Thermal runaway may be difficult to predict and the causative agents often difficult to determine. It is therefore of interest to understand the conditions within an VRLA cell or battery which might exist prior to an thermal runaway episode. However, information about the thermal conditions and temperature distributions inside monoblock designs during both normal and abnormal operating conditions is limited. High resolution measurement of the internal temperature gradients and float parameters has been used to characterize battery system conditions prior to thermal runaway.

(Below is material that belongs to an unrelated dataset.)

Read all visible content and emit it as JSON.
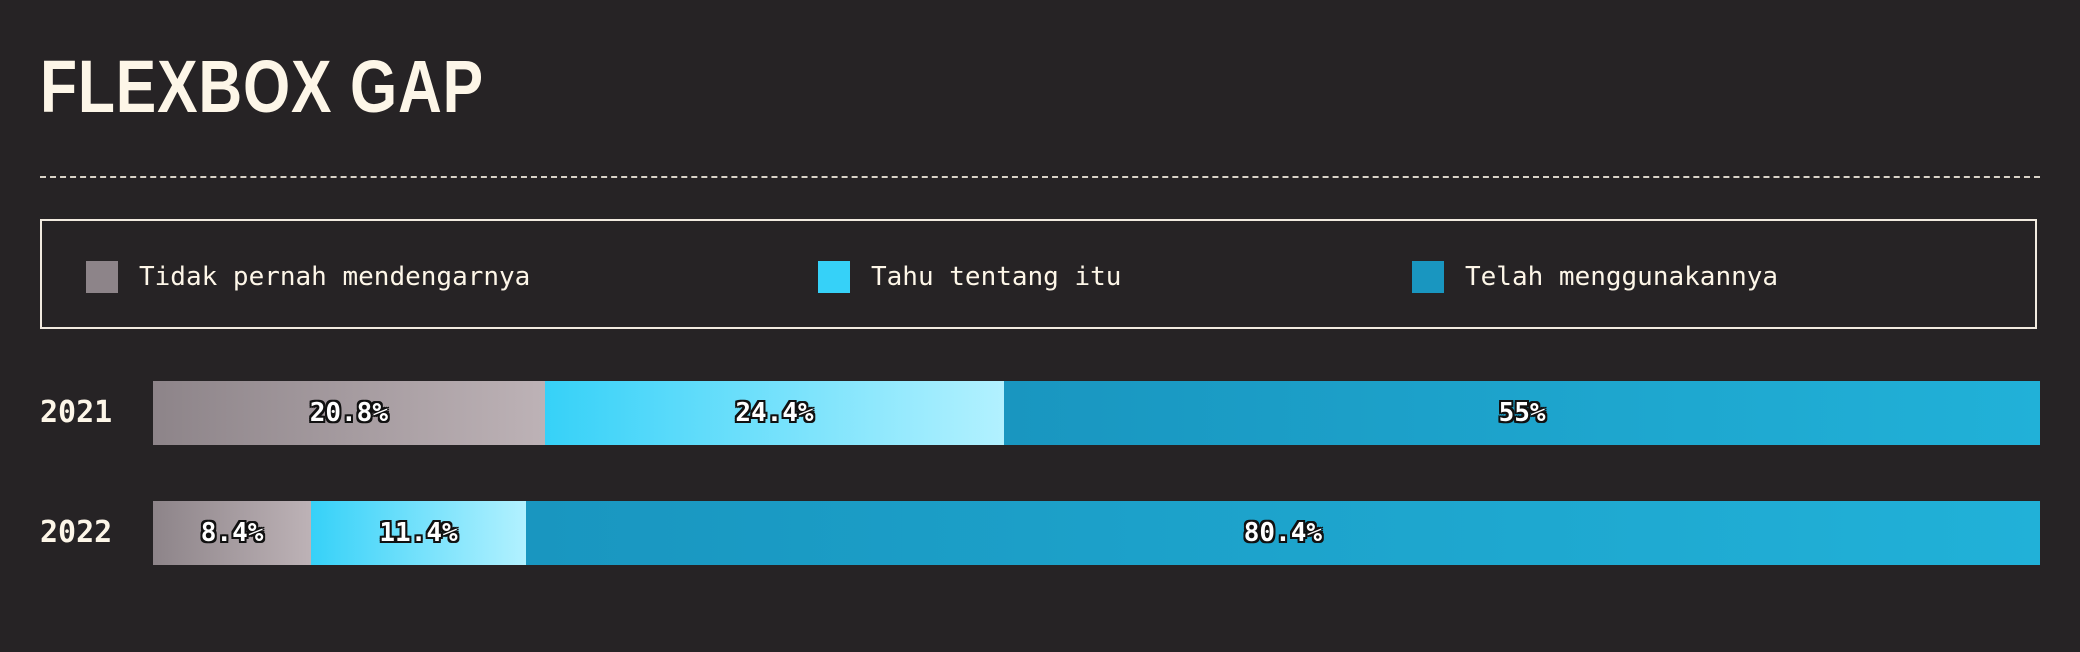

If you want to know more about VRLA battery, you can just visit Leoch International, which is an excellent manufacturer of lead acid battery. The company is a public company which has over 10 year’s history and it is very reliable and dependable. If you are interested in the company, you can search for more information in the internet. The office website is http://www.leoch.com.
People aren’t sure about which battery to choose for their conversion of a conventional automobile into a pure electric vehicle (EV). They can either use a deep cycle lead-acid battery or a lithium battery. There are advantages and disadvantages for both these batteries. Some people are of the opinion that only a lithium battery can make an electric car work efficiently.
1. Lead batteries are cheaper compared to lithium batteries. An electric car which runs on 120V will require 20 batteries of 6V each. Each battery will cost something between $100-150. So the total expenditure on batteries will be just $2,000-3,000.
2. Lead batteries are easily available because they can be bought from any local battery dealer. It means that you don’t have to spend extra money on its transportation.
3. Lead batteries are powerful and when you use them on your electric car, you can speed along the freeway, and even join a race. There is nothing to prove that lead batteries are less powerful than lithium batteries. The only advantage that a lithium battery has over a lead battery is its being lightweight.
4. Lead batteries are safe to use. Whatever use you put lead batteries into, they are safer than any other batteries. Of course there are instances when the lead batteries leaked sulfuric acid when there was a car crash or produced flammable gases while they were being charged. These are very rare incidents and compared to other batteries, lead batteries are safe.
Lithium batteries are more dangerous than lead batteries. They can burst into flames if there is a short circuit or if they are over charged. So lithium batteries need special care. Now you can decide for yourself which battery is the most suitable one for an electric car.
From the above analysis, we can get one result that lead acid battery is better used in electric vehicles than lithium batteries. Besides, Seth Leitman, the author of Build Your Own Electric Vehicle book, on the other hand, is of the opinion that a lead acid battery is perfectly good for an electric car.